Charlotte Hornets

Duke’s Jahlil Okafor, Justise Winslow go among top 10 in memorable NBA draft for Blue Devils

Jahlil Okafor, right, celebrates with Duke teammate Justise Winslow after being selected third overall Thursday night by the Philadelphia 76ers in the first round of the NBA draft. Winslow was selected seven picks later by Miami.
Jahlil Okafor, right, celebrates with Duke teammate Justise Winslow after being selected third overall Thursday night by the Philadelphia 76ers in the first round of the NBA draft. Winslow was selected seven picks later by Miami. Getty Images

Jahlil Okafor's basketball career has gone pretty much according to script at this point, from winning ACC Player of the Year honors as a freshman at Duke, to helping lead the Blue Devils to a national championship, to becoming, at last on Thursday night, a coveted pick in the NBA draft.

If there was a surprise, though, it might have been that Okafor lasted until the third selection, where the Philadelphia 76ers, who owned the third-worst record in the NBA last season, drafted him. He was the first of who Duke players who went among the top 10 picks in the draft.

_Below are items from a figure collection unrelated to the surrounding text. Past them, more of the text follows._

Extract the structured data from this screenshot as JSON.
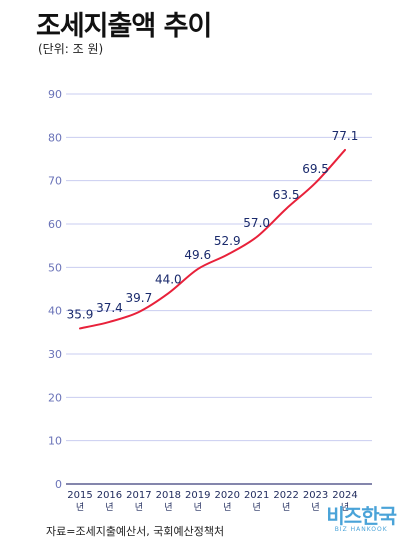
{
  "header": {
    "title": "조세지출액 추이",
    "unit": "(단위: 조 원)"
  },
  "footer": {
    "source": "자료=조세지출예산서, 국회예산정책처",
    "logo": "비즈한국",
    "logo_sub": "BIZ HANKOOK"
  },
  "colors": {
    "line": "#e8213a",
    "label": "#1a2a6c",
    "grid": "#c9cdf0",
    "axis_tick": "#6a73b8"
  },
  "chart_data": {
    "type": "line",
    "categories": [
      "2015",
      "2016",
      "2017",
      "2018",
      "2019",
      "2020",
      "2021",
      "2022",
      "2023",
      "2024"
    ],
    "category_suffix": "년",
    "values": [
      35.9,
      37.4,
      39.7,
      44.0,
      49.6,
      52.9,
      57.0,
      63.5,
      69.5,
      77.1
    ],
    "value_labels": [
      "35.9",
      "37.4",
      "39.7",
      "44.0",
      "49.6",
      "52.9",
      "57.0",
      "63.5",
      "69.5",
      "77.1"
    ],
    "yticks": [
      "0",
      "10",
      "20",
      "30",
      "40",
      "50",
      "60",
      "70",
      "80",
      "90"
    ],
    "ylim": [
      0,
      90
    ],
    "grid": true
  }
}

The Miami Heat selected Justise Winslow, who like Okafor spent just a season at Duke, with the 10th pick. Later in the first round, the Cleveland Cavaliers selected Tyus Jones, another Duke freshman, with the 24th pick before trading him to the Minnesota Timberwolves.

With the three first-round picks on Thursday night, Blue Devils coach Mike Krzyzewski has now coached 31 first-rounders during his tenure Duke. Winslow had been projected to go higher, while pre-draft speculation centered on whether the Los Angeles Lakers would pick Okafor second overall.

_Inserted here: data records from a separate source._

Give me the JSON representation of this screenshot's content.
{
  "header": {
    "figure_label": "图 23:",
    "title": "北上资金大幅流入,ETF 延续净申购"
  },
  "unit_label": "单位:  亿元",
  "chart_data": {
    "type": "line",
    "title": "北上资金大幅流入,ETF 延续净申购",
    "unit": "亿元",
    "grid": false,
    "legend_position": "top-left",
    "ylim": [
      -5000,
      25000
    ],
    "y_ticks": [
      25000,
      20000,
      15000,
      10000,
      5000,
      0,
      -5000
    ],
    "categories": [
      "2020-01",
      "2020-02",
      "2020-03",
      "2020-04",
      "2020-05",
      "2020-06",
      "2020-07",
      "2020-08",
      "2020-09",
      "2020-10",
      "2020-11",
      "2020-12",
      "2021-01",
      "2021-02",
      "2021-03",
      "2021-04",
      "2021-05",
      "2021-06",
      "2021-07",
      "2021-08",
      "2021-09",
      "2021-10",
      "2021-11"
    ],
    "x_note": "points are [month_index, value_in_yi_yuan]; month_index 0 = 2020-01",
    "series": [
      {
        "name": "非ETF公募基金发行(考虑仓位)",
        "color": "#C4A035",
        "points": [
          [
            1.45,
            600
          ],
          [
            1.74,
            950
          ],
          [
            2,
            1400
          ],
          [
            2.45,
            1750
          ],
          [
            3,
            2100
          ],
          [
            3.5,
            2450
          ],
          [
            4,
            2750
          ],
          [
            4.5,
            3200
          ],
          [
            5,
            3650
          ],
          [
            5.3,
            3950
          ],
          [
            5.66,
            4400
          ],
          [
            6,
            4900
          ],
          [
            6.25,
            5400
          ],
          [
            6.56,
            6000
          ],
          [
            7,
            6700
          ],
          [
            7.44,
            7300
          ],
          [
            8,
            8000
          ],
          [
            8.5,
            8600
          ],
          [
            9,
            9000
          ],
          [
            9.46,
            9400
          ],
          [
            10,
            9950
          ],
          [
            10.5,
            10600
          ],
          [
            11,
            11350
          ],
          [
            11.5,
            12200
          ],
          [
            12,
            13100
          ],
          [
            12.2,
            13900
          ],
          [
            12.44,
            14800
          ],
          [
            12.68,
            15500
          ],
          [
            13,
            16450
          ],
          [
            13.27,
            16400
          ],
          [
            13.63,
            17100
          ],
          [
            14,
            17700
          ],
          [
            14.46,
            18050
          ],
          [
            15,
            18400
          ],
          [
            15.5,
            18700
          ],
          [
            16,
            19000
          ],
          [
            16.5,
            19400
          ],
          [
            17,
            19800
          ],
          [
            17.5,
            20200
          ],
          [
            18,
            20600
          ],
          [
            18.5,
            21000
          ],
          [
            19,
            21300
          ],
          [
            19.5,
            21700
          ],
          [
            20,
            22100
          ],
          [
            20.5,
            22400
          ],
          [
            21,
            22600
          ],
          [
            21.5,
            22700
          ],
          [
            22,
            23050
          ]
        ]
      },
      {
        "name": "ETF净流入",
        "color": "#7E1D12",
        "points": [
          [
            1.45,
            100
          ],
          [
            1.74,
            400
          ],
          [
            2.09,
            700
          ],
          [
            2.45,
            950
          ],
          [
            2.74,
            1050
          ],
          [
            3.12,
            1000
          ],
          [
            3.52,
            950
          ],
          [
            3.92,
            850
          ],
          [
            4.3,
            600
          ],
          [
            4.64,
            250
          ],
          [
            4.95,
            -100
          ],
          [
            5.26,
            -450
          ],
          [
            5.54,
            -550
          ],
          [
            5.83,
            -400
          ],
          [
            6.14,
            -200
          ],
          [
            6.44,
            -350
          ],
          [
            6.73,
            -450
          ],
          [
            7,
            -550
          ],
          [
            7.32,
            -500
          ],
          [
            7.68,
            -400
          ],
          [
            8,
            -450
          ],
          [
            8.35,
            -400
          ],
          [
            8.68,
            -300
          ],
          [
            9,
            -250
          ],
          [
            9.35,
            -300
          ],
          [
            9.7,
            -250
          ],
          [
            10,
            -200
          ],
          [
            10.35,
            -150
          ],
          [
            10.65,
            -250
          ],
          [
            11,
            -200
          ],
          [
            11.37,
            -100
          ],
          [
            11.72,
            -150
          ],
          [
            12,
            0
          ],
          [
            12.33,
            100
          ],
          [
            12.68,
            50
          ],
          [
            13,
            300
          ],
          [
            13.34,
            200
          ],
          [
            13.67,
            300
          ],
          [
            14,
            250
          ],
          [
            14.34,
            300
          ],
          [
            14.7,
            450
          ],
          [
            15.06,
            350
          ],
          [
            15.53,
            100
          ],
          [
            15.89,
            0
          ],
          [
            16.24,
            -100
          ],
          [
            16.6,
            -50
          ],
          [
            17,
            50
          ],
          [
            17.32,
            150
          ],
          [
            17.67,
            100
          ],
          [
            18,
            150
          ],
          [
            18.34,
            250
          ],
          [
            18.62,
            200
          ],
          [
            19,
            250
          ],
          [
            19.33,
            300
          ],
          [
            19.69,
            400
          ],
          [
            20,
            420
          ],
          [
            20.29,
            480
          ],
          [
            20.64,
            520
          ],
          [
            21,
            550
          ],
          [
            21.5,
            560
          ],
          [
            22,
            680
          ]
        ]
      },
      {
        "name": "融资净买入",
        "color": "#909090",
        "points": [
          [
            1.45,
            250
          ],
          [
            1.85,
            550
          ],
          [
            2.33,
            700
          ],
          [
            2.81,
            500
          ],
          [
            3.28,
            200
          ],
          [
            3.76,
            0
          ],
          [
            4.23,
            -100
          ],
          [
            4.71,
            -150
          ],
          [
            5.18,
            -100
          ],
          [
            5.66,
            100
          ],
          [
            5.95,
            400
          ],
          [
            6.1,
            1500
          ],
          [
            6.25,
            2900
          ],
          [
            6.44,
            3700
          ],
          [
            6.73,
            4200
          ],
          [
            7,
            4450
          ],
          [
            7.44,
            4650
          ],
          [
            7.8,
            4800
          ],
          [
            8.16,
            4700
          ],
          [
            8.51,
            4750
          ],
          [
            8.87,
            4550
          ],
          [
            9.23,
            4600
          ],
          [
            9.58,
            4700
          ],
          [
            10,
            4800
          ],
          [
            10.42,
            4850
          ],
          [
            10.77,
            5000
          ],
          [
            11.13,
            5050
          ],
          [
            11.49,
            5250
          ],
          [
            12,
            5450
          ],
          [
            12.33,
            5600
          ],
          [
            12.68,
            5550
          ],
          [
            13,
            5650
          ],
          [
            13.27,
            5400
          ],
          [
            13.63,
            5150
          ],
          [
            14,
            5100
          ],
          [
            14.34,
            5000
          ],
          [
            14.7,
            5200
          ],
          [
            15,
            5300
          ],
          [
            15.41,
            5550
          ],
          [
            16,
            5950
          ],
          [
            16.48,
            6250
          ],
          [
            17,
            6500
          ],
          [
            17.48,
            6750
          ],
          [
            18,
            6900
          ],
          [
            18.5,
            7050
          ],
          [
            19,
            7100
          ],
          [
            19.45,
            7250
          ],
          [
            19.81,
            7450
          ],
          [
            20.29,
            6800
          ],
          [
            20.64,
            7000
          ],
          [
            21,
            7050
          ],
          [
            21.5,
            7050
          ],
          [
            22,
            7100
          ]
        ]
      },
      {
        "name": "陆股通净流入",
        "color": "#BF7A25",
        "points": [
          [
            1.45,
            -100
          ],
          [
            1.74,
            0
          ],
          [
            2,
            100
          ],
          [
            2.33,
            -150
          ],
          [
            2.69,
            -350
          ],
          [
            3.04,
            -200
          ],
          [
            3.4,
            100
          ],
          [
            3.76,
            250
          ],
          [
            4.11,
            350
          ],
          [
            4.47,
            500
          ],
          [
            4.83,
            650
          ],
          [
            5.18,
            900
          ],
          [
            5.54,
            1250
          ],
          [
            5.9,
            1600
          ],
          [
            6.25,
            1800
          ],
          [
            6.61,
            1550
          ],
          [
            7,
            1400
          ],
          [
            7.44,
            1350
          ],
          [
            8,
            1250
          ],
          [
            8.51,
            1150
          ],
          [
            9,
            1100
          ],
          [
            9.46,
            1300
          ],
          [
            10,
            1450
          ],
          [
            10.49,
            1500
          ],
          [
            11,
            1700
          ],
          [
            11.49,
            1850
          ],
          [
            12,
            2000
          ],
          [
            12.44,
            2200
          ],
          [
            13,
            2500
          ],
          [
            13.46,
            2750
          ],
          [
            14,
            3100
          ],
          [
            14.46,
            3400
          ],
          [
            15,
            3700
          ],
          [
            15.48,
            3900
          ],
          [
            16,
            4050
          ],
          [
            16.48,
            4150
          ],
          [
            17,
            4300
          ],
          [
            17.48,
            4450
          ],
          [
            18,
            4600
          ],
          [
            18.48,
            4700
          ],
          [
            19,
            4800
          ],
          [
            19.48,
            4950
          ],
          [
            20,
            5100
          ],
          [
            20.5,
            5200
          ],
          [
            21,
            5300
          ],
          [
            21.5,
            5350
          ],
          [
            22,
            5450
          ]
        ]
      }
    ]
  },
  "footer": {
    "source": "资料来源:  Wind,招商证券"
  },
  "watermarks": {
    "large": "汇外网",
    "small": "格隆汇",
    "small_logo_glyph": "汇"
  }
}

But after the Minnesota Timberwolves selected Kentucky's Karl-Anthony Towns No. 1, the Lakers chose D'Angelo Russell from Ohio State with the second pick. That cleared the way for the 76ers to take Okafor, who became the fifth Duke player, and first since Mike Dunleavy in 2002, to be selected third overall.

Okafor told reporters at the Barclays Center in Brooklyn, site of the draft, that he “wasn't shocked” to wind up a 76er, and that he didn't know what to expect entering the draft. He said the Timberwolves and Lakers never answered questions about their interest in him.

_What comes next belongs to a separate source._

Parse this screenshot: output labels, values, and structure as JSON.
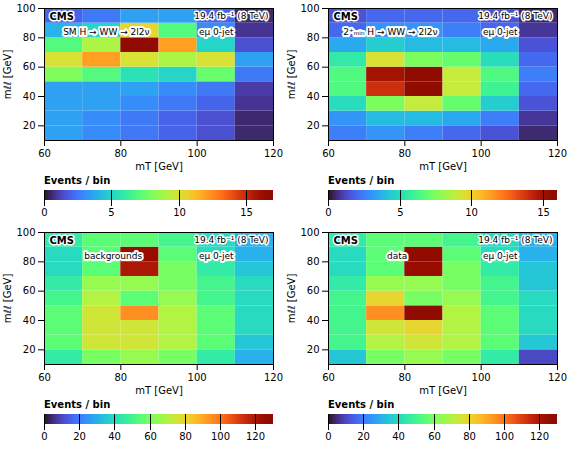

“I can't be disappointed,” Okafor told reporters when asked if he felt slighted not to have been picked higher. “I'm in the NBA living my dream. I've been getting a lot of criticism. People in my circle, we're just going to take it with a grain of salt.

“It's easy to shoot at somebody when they're at the top of the hill. I've been pretty much at the top all throughout high school, all throughout college, so I'm expecting it.”

Okafor will be part of a rebuilding project the 76ers have structured around post players. Philadelphia's roster also includes 7-foot center Joel Embiid, who missed last season after suffering a stress fracture in his foot, and 6-foot-11 forward Nerlens Noel.

"I don't know,” Okafor said when asked how all three players would fit together. “It's not my job to figure out. I'll just go there and work as hard as I can.”

During his only season at Duke, Okafor averaged 17.3 points and 8.5 rebounds. He scored 20 or more points 14 times, became the first ACC freshman since Joe Smith in 1994 to finish a game with 20 points and 20 rebounds and became the first freshman in ACC history to win Player of the Year honors.

The 6-foot-6 Winslow, meanwhile, averaged 12.5 points and 6.5 rebounds and shot nearly 50 percent from the field. The Heat needed to bolster its perimeter shooting and add a scorer on the wing and it apparently liked what it saw in Winslow, who was at his best at the end of the season during Duke's run to the national championship.

Winslow had been projected to be picked as high as fourth but instead had to wait longer than he might have expected to hear his name called.

“It's not about the number I go, it's just about being part of the league and being a part of such a great organization,” Winslow said during his press conference after he was selected. “I'm very happy. You can say a blessing in disguise, but I just see it as a blessing, nothing disguised about it.”

The selection of Jones, the point guard who earned Most Outstanding Player honors in the Final Four, completed one of the most memorable draft nights for Duke. Okafor, Winslow and Jones arrived at Duke amid speculation they might only play one season of college basketball, but they made clear their goal of winning a national championship before they left.

Like their lone season at Duke the draft, then, pretty much went how they envisioned it might.

It didn't so much go according to plan for J.P. Tokoto, who left North Carolina after his junior season.

Tokoto, who attended the draft with his family, was projected as a mid-second round selection, but he had to wait until the 58th overall pick – the third-to-last in the draft – to hear his name called. The Philadelphia 76ers selected Tokoto then.

Trevor Lacey, who left N.C. State after his junior season, wasn't selected.